Throughout my studies, I learnt that I didn’t want to pursue a career in academia, however nobody really tells you about alternative career options. When I found out about the IMNIS initiative through my PhD supervisor, I thought this would be a great opportunity to broaden my knowledge about potential career paths I could take post-PhD. I was matched with my mentor, and I learnt a great deal about careers in industry that really sparked my interest – particularly in clinical trials.

What is the most important aspect of this professional relationship to you?

The most valuable aspect of the relationship I have with my mentor Gabriel Liberatore, currently the Group Chief Operating Officer at Telix Pharmaceuticals, is his sincere commitment to guide me throughout my career in industry. His invaluable knowledge about industry careers (and life in general!) has been extremely beneficial to me, and I truly feel grateful to have him as my mentor.

What do you hope your mentor can help you achieve and what is the best piece of advice you have received so far?

I have definitely learnt that academia and industry are quite different. I came into the IMNIS program doubtful of the skills I possessed in order to pursue a career outside of academia. However, I now know that a PhD is valuable for an industry career. My mentor has taught me how to tailor my CV so that it is more suited for industry job applications, and he has given me a greater understanding of what industry employers are searching for.

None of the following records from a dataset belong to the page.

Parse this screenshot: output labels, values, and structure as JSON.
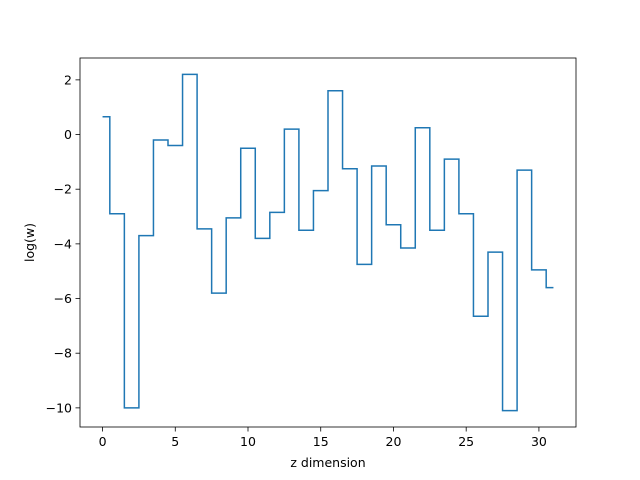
{
  "chart_data": {
    "type": "line",
    "drawstyle": "steps-mid",
    "title": "",
    "xlabel": "z dimension",
    "ylabel": "log(w)",
    "xlim": [
      -1.55,
      32.55
    ],
    "ylim": [
      -10.7,
      2.8
    ],
    "xticks": [
      0,
      5,
      10,
      15,
      20,
      25,
      30
    ],
    "yticks": [
      2,
      0,
      -2,
      -4,
      -6,
      -8,
      -10
    ],
    "ytick_labels": [
      "2",
      "0",
      "−2",
      "−4",
      "−6",
      "−8",
      "−10"
    ],
    "grid": false,
    "line_color": "#1f77b4",
    "x": [
      0,
      1,
      2,
      3,
      4,
      5,
      6,
      7,
      8,
      9,
      10,
      11,
      12,
      13,
      14,
      15,
      16,
      17,
      18,
      19,
      20,
      21,
      22,
      23,
      24,
      25,
      26,
      27,
      28,
      29,
      30,
      31
    ],
    "y": [
      0.65,
      -2.9,
      -10.0,
      -3.7,
      -0.2,
      -0.4,
      2.2,
      -3.45,
      -5.8,
      -3.05,
      -0.5,
      -3.8,
      -2.85,
      0.2,
      -3.5,
      -2.05,
      1.6,
      -1.25,
      -4.75,
      -1.15,
      -3.3,
      -4.15,
      0.25,
      -3.5,
      -0.9,
      -2.9,
      -6.65,
      -4.3,
      -10.1,
      -1.3,
      -4.95,
      -5.6
    ]
  }
}
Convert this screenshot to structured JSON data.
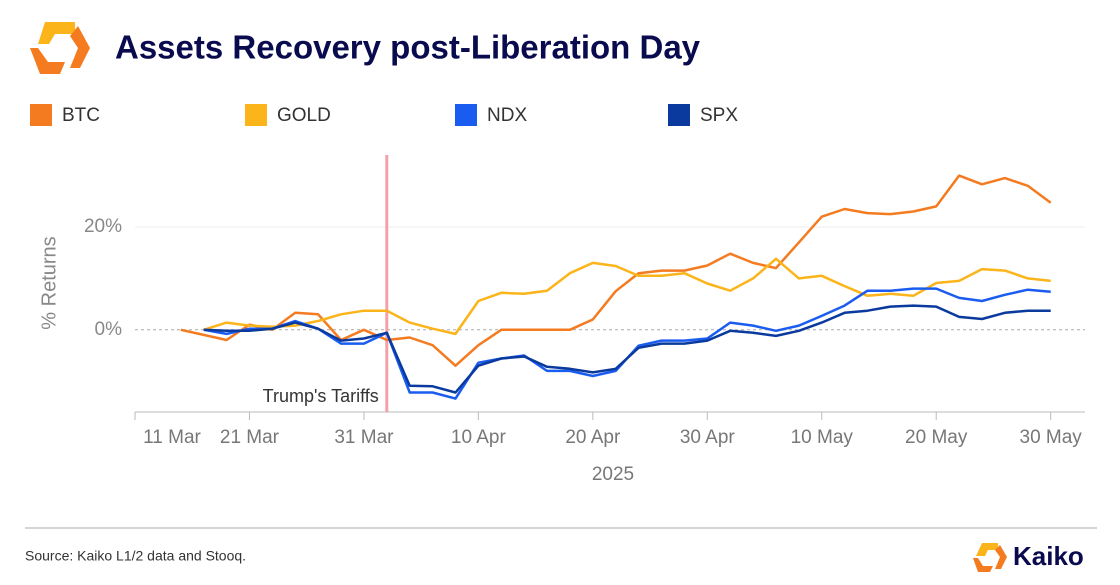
{
  "chart_data": {
    "type": "line",
    "title": "Assets Recovery post-Liberation Day",
    "ylabel": "% Returns",
    "xlabel": "2025",
    "source": "Source: Kaiko L1/2 data and Stooq.",
    "brand": "Kaiko",
    "x": [
      "2025-03-15",
      "2025-03-17",
      "2025-03-19",
      "2025-03-21",
      "2025-03-23",
      "2025-03-25",
      "2025-03-27",
      "2025-03-29",
      "2025-03-31",
      "2025-04-02",
      "2025-04-04",
      "2025-04-06",
      "2025-04-08",
      "2025-04-10",
      "2025-04-12",
      "2025-04-14",
      "2025-04-16",
      "2025-04-18",
      "2025-04-20",
      "2025-04-22",
      "2025-04-24",
      "2025-04-26",
      "2025-04-28",
      "2025-04-30",
      "2025-05-02",
      "2025-05-04",
      "2025-05-06",
      "2025-05-08",
      "2025-05-10",
      "2025-05-12",
      "2025-05-14",
      "2025-05-16",
      "2025-05-18",
      "2025-05-20",
      "2025-05-22",
      "2025-05-24",
      "2025-05-26",
      "2025-05-28",
      "2025-05-30"
    ],
    "series": [
      {
        "name": "BTC",
        "color": "#f47b20",
        "values": [
          0,
          -1,
          -2,
          1,
          0,
          3.3,
          3,
          -2,
          0,
          -2,
          -1.5,
          -3,
          -7,
          -3,
          0,
          0,
          0,
          0,
          2,
          7.5,
          11,
          11.5,
          11.5,
          12.5,
          14.8,
          13,
          12,
          17,
          22,
          23.5,
          22.7,
          22.5,
          23,
          24,
          30,
          28.3,
          29.5,
          28,
          24.7
        ]
      },
      {
        "name": "GOLD",
        "color": "#fbb41a",
        "values": [
          null,
          0,
          1.4,
          0.8,
          0.6,
          0.8,
          1.7,
          3,
          3.7,
          3.7,
          1.4,
          0.2,
          -0.8,
          5.6,
          7.2,
          7,
          7.6,
          11,
          13,
          12.4,
          10.5,
          10.5,
          11,
          9,
          7.6,
          10,
          13.8,
          10,
          10.5,
          8.5,
          6.6,
          7,
          6.6,
          9.1,
          9.5,
          11.8,
          11.5,
          10,
          9.5
        ]
      },
      {
        "name": "NDX",
        "color": "#1a5cf0",
        "values": [
          null,
          0,
          -0.8,
          0.2,
          0.2,
          1.7,
          0.2,
          -2.7,
          -2.7,
          -0.6,
          -12.2,
          -12.2,
          -13.4,
          -6.4,
          -5.6,
          -5,
          -8,
          -8,
          -9,
          -8,
          -3.1,
          -2.1,
          -2.1,
          -1.7,
          1.4,
          0.8,
          -0.2,
          0.8,
          2.7,
          4.7,
          7.6,
          7.6,
          8,
          8,
          6.2,
          5.6,
          6.8,
          7.8,
          7.4
        ]
      },
      {
        "name": "SPX",
        "color": "#0a3a9e",
        "values": [
          null,
          0,
          -0.2,
          -0.2,
          0.2,
          1.4,
          0.2,
          -2.1,
          -1.7,
          -0.6,
          -10.9,
          -11,
          -12.2,
          -7,
          -5.6,
          -5.2,
          -7.2,
          -7.6,
          -8.3,
          -7.6,
          -3.5,
          -2.7,
          -2.7,
          -2.1,
          -0.2,
          -0.6,
          -1.2,
          -0.2,
          1.4,
          3.3,
          3.7,
          4.5,
          4.7,
          4.5,
          2.5,
          2.1,
          3.3,
          3.7,
          3.7
        ]
      }
    ],
    "xlim": [
      "2025-03-11",
      "2025-06-02"
    ],
    "xticks": [
      {
        "value": "2025-03-11",
        "label": "11 Mar"
      },
      {
        "value": "2025-03-21",
        "label": "21 Mar"
      },
      {
        "value": "2025-03-31",
        "label": "31 Mar"
      },
      {
        "value": "2025-04-10",
        "label": "10 Apr"
      },
      {
        "value": "2025-04-20",
        "label": "20 Apr"
      },
      {
        "value": "2025-04-30",
        "label": "30 Apr"
      },
      {
        "value": "2025-05-10",
        "label": "10 May"
      },
      {
        "value": "2025-05-20",
        "label": "20 May"
      },
      {
        "value": "2025-05-30",
        "label": "30 May"
      }
    ],
    "ylim": [
      -16,
      34
    ],
    "yticks": [
      {
        "value": 0,
        "label": "0%"
      },
      {
        "value": 20,
        "label": "20%"
      }
    ],
    "grid": true,
    "annotations": [
      {
        "text": "Trump's Tariffs",
        "x": "2025-04-02",
        "color": "#f4a0a8"
      }
    ]
  }
}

What are the top 3 key things you hope to learn through the IMNIS program? Do you have a plan and have you set goals?

As this awesome year of the IMNIS program nears its end, I have learnt that networking and maintaining relationships with professionals in industry is essential. I have also learnt the value of the skills I acquired through academic experience, and how they are transferrable to industry.

What has been the most rewarding aspect of the IMNIS program for you so far?

I truly believe that being part of the IMNIS program is a once in a lifetime opportunity. I’m extremely blessed to have had the opportunity to partake in this program as a mentee in the final year of my PhD (which is a stressful time, given that I needed to start thinking about life after post-graduate studies!). For me, a few standouts were the amazing people I was fortunate enough to meet in industry thanks to my mentor, including CEOs and Medical Directors, and the insight I gained through conversing with them. Also, my mentor advised me of an internship opportunity that was arising in clinical trials, where my application was successful and I couldn’t be happier!

I have an immense appreciation for my mentor and everyone I’ve been fortunate enough to meet, for dedicating time to the next generation of STEM leaders.